The McLean County Courthouse, capped by a stately dome, serves as a landmark to identify the historic core of the city. Turn-of-the century buildings, many with interesting historical pasts, flank the courthouse square. A visitor can find museums, banks, a legal and governmental center, residential living, a large artists' community, plus an assortment of specialty retail businesses and supportive services in Downtown Bloomington. There is an abundance of restaurants and a lively night scene. Discover all that downtown Bloomington has to offer by shopping, dining, working and playing in this great historical district!
The Early American Museum has an extensive collection interpreting 19th and early 20th century life in east-central Illinois. Two floors of exhibits present architecture, trades and occupations, decorative arts, and childhood and domestic life of the time.
Located on the wooded Sunset Hill estate of the late Hazle Buck Ewing, the Ewing Cultural Center encompasses the open-air Theatre at Ewing (summer home of the Illinois Shakespeare Festival), the elegant Ewing Manor (which is open for tours) and the beautiful Genevieve Green Gardens.
Blacksmithing, as well as artistic and functional iron work, is performed in this smithy that was erected in 1928.
Located at the Funk Prairie Home, this museum houses the largest single-owner display of rare gems, minerals, fossils and lapidary art in the state.

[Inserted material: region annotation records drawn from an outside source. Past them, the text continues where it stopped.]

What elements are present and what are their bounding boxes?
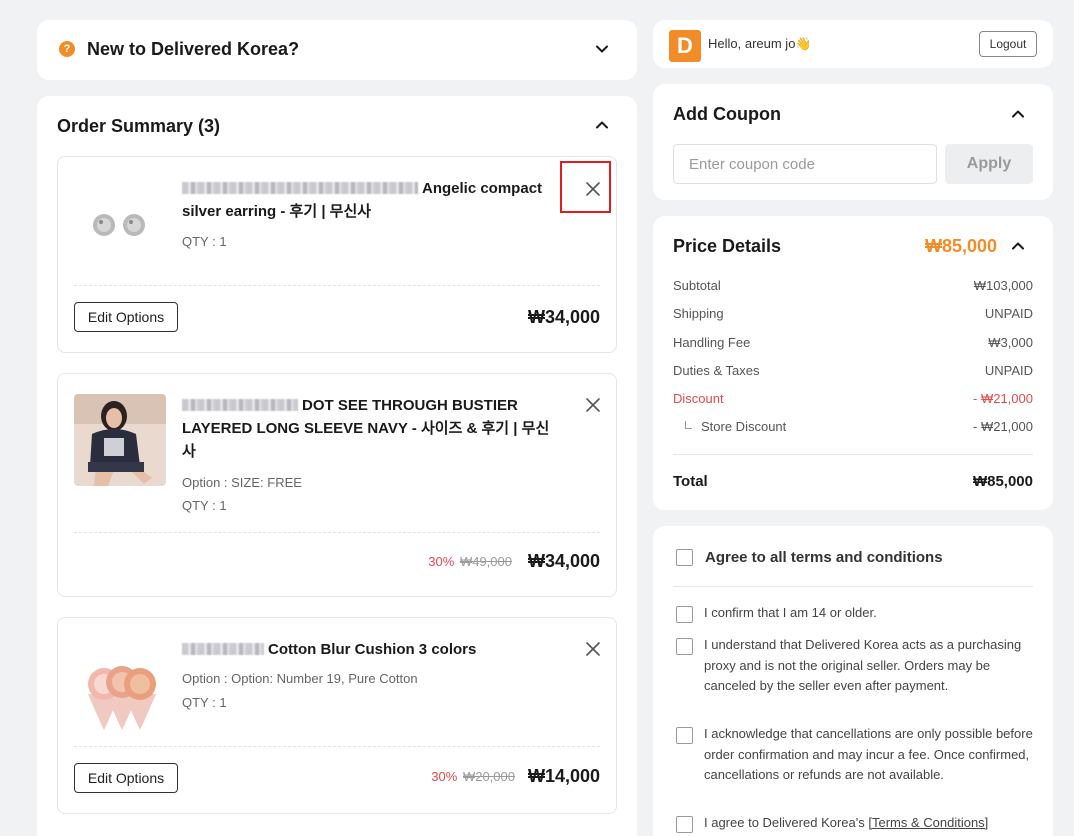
price-details-title: Price Details xyxy=(673,236,782,256)
term-checkbox[interactable] xyxy=(676,816,693,833)
item-divider xyxy=(74,746,600,747)
price-row-subtotal: Subtotal ₩103,000 xyxy=(673,278,1033,293)
sweater-thumbnail xyxy=(74,394,166,486)
chevron-up-icon[interactable] xyxy=(1010,238,1026,254)
item-qty: QTY : 1 xyxy=(182,695,227,710)
price-row-handling: Handling Fee ₩3,000 xyxy=(673,335,1033,350)
price-details-card: Price Details ₩85,000 Subtotal ₩103,000 S… xyxy=(653,216,1053,510)
apply-button[interactable]: Apply xyxy=(945,144,1033,184)
cart-item: Angelic compact silver earring - 후기 | 무신… xyxy=(57,156,617,353)
agree-all-label: Agree to all terms and conditions xyxy=(705,549,943,566)
price-row-shipping: Shipping UNPAID xyxy=(673,306,1033,321)
edit-options-button[interactable]: Edit Options xyxy=(74,763,178,793)
terms-link[interactable]: [Terms & Conditions] xyxy=(868,815,988,830)
item-divider xyxy=(74,532,600,533)
item-name[interactable]: DOT SEE THROUGH BUSTIER LAYERED LONG SLE… xyxy=(182,394,562,463)
price-divider xyxy=(673,454,1033,455)
order-summary-title: Order Summary (3) xyxy=(57,116,221,136)
item-name[interactable]: Cotton Blur Cushion 3 colors xyxy=(182,638,562,661)
agree-all-checkbox[interactable] xyxy=(676,549,693,566)
term-label: I confirm that I am 14 or older. xyxy=(704,605,877,620)
item-divider xyxy=(74,285,600,286)
item-option: Option : SIZE: FREE xyxy=(182,475,302,490)
term-checkbox[interactable] xyxy=(676,727,693,744)
faq-card[interactable]: ? New to Delivered Korea? xyxy=(37,20,637,80)
logout-button[interactable]: Logout xyxy=(979,31,1037,57)
term-checkbox[interactable] xyxy=(676,638,693,655)
price-row-store-discount: Store Discount - ₩21,000 xyxy=(673,419,1033,437)
blurred-brand xyxy=(182,182,418,194)
header-total: ₩85,000 xyxy=(924,236,997,256)
item-original-price: 30% ₩20,000 xyxy=(431,769,515,784)
chevron-down-icon[interactable] xyxy=(594,41,610,57)
faq-title: New to Delivered Korea? xyxy=(87,39,300,59)
coupon-input[interactable] xyxy=(673,144,937,184)
term-label: I agree to Delivered Korea's [Terms & Co… xyxy=(704,815,989,830)
item-name[interactable]: Angelic compact silver earring - 후기 | 무신… xyxy=(182,177,562,223)
blurred-brand xyxy=(182,643,264,655)
item-option: Option : Option: Number 19, Pure Cotton xyxy=(182,671,418,686)
coupon-card: Add Coupon Apply xyxy=(653,84,1053,200)
terms-card: Agree to all terms and conditions I conf… xyxy=(653,526,1053,836)
term-checkbox[interactable] xyxy=(676,606,693,623)
logo: D xyxy=(669,30,701,62)
price-total-row: Total ₩85,000 xyxy=(673,473,1033,490)
item-price: ₩34,000 xyxy=(527,551,600,571)
item-price: ₩34,000 xyxy=(527,307,600,327)
close-icon[interactable] xyxy=(584,396,602,414)
blurred-brand xyxy=(182,399,298,411)
question-icon: ? xyxy=(59,41,75,57)
term-label: I understand that Delivered Korea acts a… xyxy=(704,637,1022,694)
price-row-duties: Duties & Taxes UNPAID xyxy=(673,363,1033,378)
item-price: ₩14,000 xyxy=(527,766,600,786)
earring-thumbnail xyxy=(74,177,166,269)
item-qty: QTY : 1 xyxy=(182,234,227,249)
sub-item-indicator xyxy=(685,421,692,429)
edit-options-button[interactable]: Edit Options xyxy=(74,302,178,332)
item-original-price: 30% ₩49,000 xyxy=(428,554,512,569)
term-label: I acknowledge that cancellations are onl… xyxy=(704,726,1033,783)
cart-item: Cotton Blur Cushion 3 colors Option : Op… xyxy=(57,617,617,814)
item-qty: QTY : 1 xyxy=(182,498,227,513)
coupon-title: Add Coupon xyxy=(673,104,781,124)
user-card: D Hello, areum jo👋 Logout xyxy=(653,20,1053,68)
cushion-thumbnail xyxy=(74,638,166,730)
price-row-discount: Discount - ₩21,000 xyxy=(673,391,1033,406)
order-summary-card: Order Summary (3) Angelic compact silver… xyxy=(37,96,637,836)
chevron-up-icon[interactable] xyxy=(1010,106,1026,122)
cart-item: DOT SEE THROUGH BUSTIER LAYERED LONG SLE… xyxy=(57,373,617,597)
close-icon[interactable] xyxy=(584,640,602,658)
greeting: Hello, areum jo👋 xyxy=(708,36,812,51)
chevron-up-icon[interactable] xyxy=(594,117,610,133)
terms-divider xyxy=(673,586,1033,587)
close-icon[interactable] xyxy=(584,180,602,198)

Also view the agriculture exhibit, along with several antique sleighs and carriages.
Located in Uptown Normal, the Normal Theater originally opened in 1937 and was the first movie theater in Bloomington-Normal built specifically for sound films. An Art Deco showplace built with streamline design, the Normal Theater has been completely restored to its original condition. It now operates as a film center, showing classic films on the big screen as well as independent and world cinema titles. In addition, the theater is used for a wide variety of non-film events and is available for rentals where assembly seating is required.
This museum is located in the lower level of the Crumbaugh Library in Le Roy.The major displays include an 1890s re-creation of a child's room and a communications exhibit.
This CD-based audio tour presents President Lincoln as a returning visitor, talking about the places he visited and their meaning to him. Whether you drive the route or enjoy the tour from your favorite armchair, the audio tour is a special and novel way to learn about the history of Lincoln and the role Bloomington-Normal played in his life. The CD can be purchased at the McLean County Museum of History
The Lucca Grill was established in 1936 by brothers Fred and John Baldini and was named for their hometown of Lucca, Italy. Located on Historic Route 66, customers enjoy the delicious thin-crust pizza as much as they appreciate the ornate tin ceiling and antique mahogany bar.
This unique landmark was restored in 1977, with its Korean/Vietnam War Memorial dedicated in May of 1988.
Opened in the late 1800's, this city zoo began to house exotic animals after a traveling circus left behind a lion cub. Located on Historic Route 66 the zoo became a popular attraction among travelers. It is also the only Illinois zoo to feature the endangered Sumatran tiger. They offer many exhibits and zookeeper interaction opportunities that are enjoyed by the whole family. Some highlights include: sun bear, reindeer, Harbor Seals, red pandas, lemurs, Galapagos Tortoise, Bald Eagles, Pallas' Cat, Snow Leopards, gibbons, and Red Wolves. The Zoo features many large indoor and outdoor exhibits such as a Tropical America Rainforest, ZooLab, Katthoefer Animal Building, Wallaby WalkAbout, Children's Zoo, and Animals of Asia.
View various pieces of steam and electric railroad equipment. Offers vintage train rides on Sat. and Sun. May through Oct., as well as a number of special events throughout the year.